Overview of Social Economy in IT
The role of cooperative and social enterprises
The role of cooperative and social enterprises in contemporary market economies has been downplayed and marginalised to date by the dominant economic approaches.
This insufficient attention (Kalmi, 2008 su Cambridge Journal of Economics) derives from the limited applicability of the main assumptions of microeconomic to the case of cooperative and social enterprises. We mainly refer to models. the assumption of self-seeking individuals and of profit maximisation as the only possible firm objective.
The mismatch between theoretical assumptions and empirical evidence has led to the underestimation of the growth potential, weight and role of cooperative and social enterprises. We maintain that the improvement of the scientific understanding of cooperative and social enterprises requires to enlarge and deepen the assumption of the relevant theoretical models.

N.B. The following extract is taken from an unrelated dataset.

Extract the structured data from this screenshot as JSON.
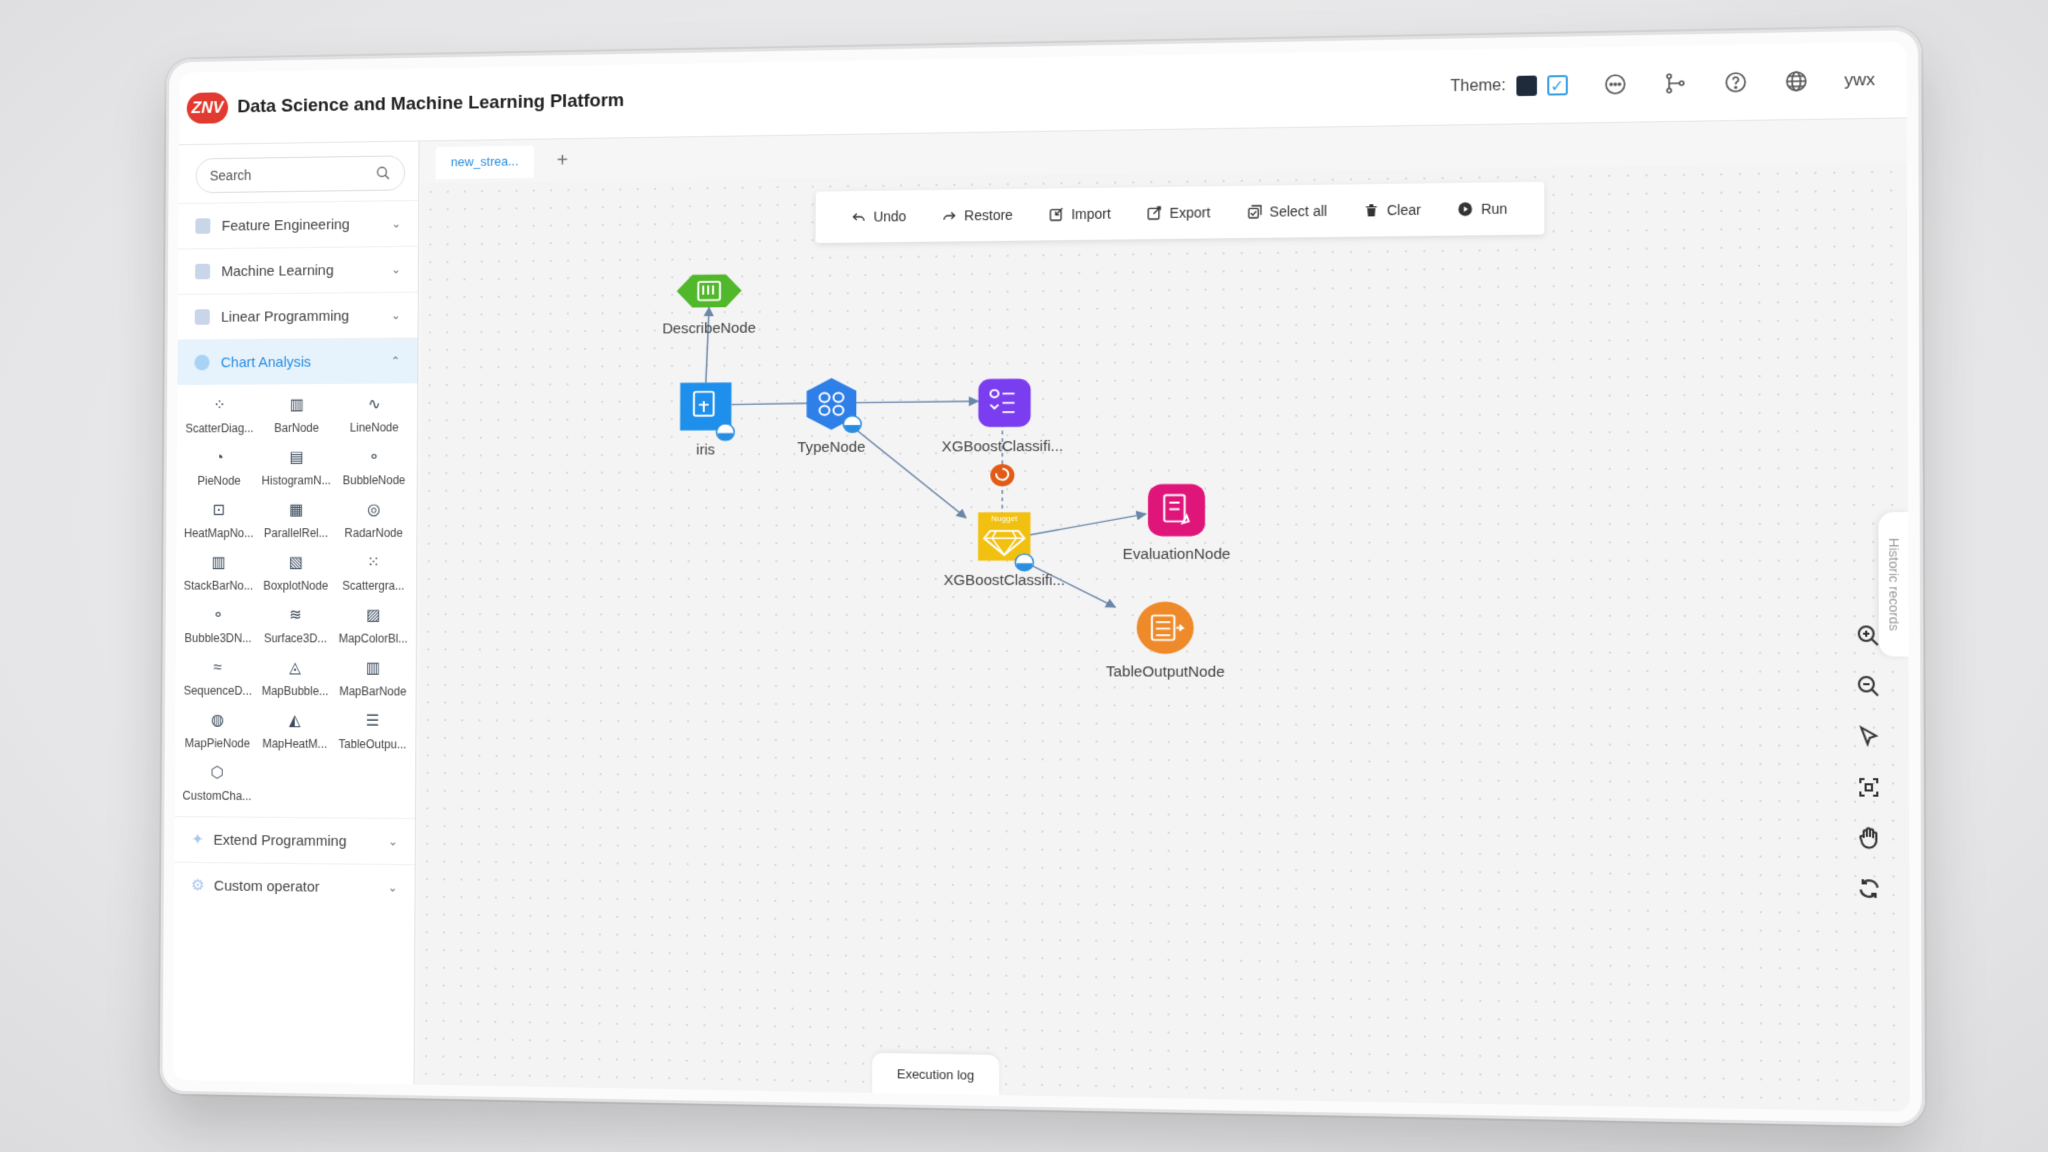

Individuals cannot be characterised any more as purely self-interested. Instead, the importance of motivational complexity, and the diverse nature of preferences needs to be introduced in the model as suggested by the behavioural approach. Furthermore, firms cannot be interpreted any more in an exclusive way as profit maximizers. They are instead coordination mechanisms of the economic activity, as suggested by the evolutionary approach.
To this end they develop specific organisational routines, and their objectives can be diverse, ranging from purely private appropriation, to mutual benefit based on reciprocity, to public benefit aim supported by other-regarding preferences.